In step S3 of FIG. 5, the ammonium bifluoride solution can be sprayed on the uneven surfaces to etch the surface to form a rough surface, thereby improving the stripping efficiency. Due to the spraying method, the amount of liquid used is very small. A small amount of ammonium bifluoride solution will only etch the surface of the fiber cladding and the uneven surfaces, and will not cause transmission loss of the fiber core.

The invention can greatly decrease light transmission loss in comparison with the conventional products. According to the experimental results, an optical signal of 11.958 mw was input to the fiber component, and the power measured at the output end of 11.903 mw. The insertion loss (dB) was calculated to be 0.05 dB. In detail, insertion loss of the optical fiber of the invention is 0.0.5 dB (i.e., about 1.2%) and insertion loss of the conventional optical fiber products is 0.2 dB (i.e., about 4.3%).

In another experiment, using a 2 k-watt optical fiber laser as the signal source, the insertion loss of the signal light in the optical fiber component produced by the invention is about 24 W. The insertion loss of commercially available products is about 86 W. Therefore, the invention can reduce fiber core transmission loss by 62 W compared with commercially available products. Results of the experiment are shown in FIG. 6.

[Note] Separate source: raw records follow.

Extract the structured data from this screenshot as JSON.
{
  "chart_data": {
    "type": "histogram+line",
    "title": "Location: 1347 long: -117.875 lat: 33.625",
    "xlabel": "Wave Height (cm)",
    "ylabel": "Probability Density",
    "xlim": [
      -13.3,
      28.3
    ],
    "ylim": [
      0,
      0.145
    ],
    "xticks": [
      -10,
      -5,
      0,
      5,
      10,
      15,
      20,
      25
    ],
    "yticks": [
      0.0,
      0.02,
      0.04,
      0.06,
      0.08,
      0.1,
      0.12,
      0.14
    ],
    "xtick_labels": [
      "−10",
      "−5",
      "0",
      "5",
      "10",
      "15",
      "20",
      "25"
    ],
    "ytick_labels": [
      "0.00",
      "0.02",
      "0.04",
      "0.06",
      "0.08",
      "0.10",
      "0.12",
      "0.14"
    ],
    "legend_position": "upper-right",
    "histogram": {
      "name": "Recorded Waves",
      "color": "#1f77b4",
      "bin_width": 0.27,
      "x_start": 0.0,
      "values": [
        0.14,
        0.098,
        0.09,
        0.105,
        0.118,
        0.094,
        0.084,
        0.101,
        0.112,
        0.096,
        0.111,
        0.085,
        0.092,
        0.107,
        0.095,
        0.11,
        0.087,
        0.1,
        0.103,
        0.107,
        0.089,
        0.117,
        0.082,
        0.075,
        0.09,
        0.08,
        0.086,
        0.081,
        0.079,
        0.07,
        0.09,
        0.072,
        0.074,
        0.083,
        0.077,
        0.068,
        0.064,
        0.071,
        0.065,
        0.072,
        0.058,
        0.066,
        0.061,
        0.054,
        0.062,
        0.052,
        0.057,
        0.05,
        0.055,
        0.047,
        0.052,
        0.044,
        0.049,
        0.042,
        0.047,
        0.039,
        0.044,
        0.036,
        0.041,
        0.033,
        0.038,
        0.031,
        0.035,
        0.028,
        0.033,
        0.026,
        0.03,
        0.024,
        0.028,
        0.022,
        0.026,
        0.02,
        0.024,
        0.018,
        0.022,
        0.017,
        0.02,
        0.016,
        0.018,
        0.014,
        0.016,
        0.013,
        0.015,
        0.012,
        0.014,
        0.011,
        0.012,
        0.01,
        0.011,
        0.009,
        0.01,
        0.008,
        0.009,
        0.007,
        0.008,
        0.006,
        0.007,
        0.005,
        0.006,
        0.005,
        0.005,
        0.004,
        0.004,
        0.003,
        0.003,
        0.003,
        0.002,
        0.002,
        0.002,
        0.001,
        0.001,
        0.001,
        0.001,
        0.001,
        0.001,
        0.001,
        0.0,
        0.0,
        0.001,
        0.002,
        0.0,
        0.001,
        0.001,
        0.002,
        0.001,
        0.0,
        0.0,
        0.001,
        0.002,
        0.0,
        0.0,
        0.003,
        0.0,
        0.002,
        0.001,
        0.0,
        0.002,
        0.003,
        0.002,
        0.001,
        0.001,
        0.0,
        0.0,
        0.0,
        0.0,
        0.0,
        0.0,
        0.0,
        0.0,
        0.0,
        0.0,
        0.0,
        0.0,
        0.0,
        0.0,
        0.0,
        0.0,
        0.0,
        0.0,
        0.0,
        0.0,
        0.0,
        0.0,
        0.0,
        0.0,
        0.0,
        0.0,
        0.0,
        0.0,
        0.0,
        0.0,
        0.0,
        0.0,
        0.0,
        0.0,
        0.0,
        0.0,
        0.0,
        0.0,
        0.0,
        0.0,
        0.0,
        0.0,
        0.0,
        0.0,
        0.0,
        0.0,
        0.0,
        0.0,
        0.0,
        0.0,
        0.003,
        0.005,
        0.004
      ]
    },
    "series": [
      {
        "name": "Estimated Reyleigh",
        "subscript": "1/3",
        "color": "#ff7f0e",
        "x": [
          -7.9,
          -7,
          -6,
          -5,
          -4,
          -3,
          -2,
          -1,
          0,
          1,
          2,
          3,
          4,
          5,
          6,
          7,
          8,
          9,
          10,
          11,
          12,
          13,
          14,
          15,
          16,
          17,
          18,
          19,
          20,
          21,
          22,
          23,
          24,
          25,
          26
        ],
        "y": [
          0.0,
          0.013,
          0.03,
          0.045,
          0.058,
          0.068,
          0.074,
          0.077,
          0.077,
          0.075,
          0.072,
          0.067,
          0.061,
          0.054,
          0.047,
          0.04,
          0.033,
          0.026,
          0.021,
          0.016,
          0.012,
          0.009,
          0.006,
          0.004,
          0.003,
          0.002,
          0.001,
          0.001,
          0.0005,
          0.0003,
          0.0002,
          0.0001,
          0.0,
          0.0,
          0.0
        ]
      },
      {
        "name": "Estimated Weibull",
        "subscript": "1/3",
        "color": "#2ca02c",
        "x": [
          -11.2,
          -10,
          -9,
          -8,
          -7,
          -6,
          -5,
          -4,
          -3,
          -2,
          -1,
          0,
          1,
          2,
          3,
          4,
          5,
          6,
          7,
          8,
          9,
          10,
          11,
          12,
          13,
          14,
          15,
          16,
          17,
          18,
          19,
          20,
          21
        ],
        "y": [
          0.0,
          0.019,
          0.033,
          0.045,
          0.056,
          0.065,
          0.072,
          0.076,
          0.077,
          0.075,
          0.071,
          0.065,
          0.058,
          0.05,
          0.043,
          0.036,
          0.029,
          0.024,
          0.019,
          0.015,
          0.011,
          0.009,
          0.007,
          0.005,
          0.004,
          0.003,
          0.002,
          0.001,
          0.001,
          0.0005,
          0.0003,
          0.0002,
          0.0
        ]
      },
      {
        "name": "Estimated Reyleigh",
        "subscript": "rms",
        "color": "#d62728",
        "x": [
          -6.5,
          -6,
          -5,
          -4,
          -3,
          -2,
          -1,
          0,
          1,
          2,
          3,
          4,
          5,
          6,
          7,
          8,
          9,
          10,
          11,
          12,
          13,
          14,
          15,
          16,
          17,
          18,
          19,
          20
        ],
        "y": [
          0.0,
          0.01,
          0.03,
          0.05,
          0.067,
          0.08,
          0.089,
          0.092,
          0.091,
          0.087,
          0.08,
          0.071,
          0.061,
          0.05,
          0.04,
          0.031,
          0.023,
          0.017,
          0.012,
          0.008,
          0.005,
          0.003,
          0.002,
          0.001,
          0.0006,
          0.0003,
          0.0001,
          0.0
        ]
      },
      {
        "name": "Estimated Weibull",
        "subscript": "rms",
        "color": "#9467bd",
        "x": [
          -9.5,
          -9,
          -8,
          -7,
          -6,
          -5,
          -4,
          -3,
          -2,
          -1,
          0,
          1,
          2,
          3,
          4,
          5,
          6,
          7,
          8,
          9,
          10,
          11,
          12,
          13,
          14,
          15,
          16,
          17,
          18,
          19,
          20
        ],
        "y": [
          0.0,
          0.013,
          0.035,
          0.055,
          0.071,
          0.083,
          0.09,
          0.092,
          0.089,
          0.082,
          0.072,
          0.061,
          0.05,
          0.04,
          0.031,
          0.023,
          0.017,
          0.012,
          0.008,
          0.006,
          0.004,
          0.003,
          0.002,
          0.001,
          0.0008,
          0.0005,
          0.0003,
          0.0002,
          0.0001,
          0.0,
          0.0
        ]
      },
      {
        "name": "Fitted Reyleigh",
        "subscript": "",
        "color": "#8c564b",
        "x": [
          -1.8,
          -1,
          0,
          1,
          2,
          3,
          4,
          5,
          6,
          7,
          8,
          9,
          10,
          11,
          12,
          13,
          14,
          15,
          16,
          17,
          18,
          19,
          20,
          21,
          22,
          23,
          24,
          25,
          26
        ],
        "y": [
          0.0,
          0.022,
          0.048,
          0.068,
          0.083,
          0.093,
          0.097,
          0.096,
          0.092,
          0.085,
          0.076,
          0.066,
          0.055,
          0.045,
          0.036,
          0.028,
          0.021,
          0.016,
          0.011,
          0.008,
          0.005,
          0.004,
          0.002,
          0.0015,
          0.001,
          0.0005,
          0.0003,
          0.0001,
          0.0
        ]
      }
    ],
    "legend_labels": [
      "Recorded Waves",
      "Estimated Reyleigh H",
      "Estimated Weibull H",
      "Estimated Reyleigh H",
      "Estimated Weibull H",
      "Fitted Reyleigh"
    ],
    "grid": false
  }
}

As shown in FIG. 5 specifically, in step S3, a small amount of ammonium bifluoride solution is applied on the uneven surfaces 14 to etch same. As such, cracks are formed on the uneven surfaces 14, i.e., being further uneven so as to further increase power stripping performance. The light transmission function of the fiber core 15 of the fiber coating layer 12 is not neutralized because the ammonium bifluoride solution only corrodes the surface of the fiber coating layer 12 and the uneven surfaces 14.

The invention can greatly decrease light transmission loss in comparison with the conventional optical fiber products. For example, it is found that energy measured at an output end is 11.903 mw and energy, measured at an input end is 11.958 mw in an experiment, i.e., insertion loss being 0.05 dB. In detail, insertion loss of the optical fiber of the invention is 0.0.5 dB (i.e., about 1.2%) and insertion loss of the conventional optical fiber products is 0.2 dB (i.e., about 4.3%).

In another experiment, 2000 W signal laser is generated by 2000 W laser emitted by an optical fiber. For the optical fiber of the invention, the 2000 W signal laser has an insertion loss of about 24 W. For the conventional optical fiber, the 2000 W signal laser has an insertion loss of about 86 W. That is, the invention can decrease 62 W insertion loss. Results of the experiment are shown in FIG. 6.

It is concluded that the laser light emitted by the optical fiber of the invention has the advantages of being quality, stable power, uniform temperature and prolonged useful life.

While the invention has been described in terms of preferred embodiments, those skilled in the art will recognize that the invention can be practiced with modifications within the spirit and scope of the appended claims.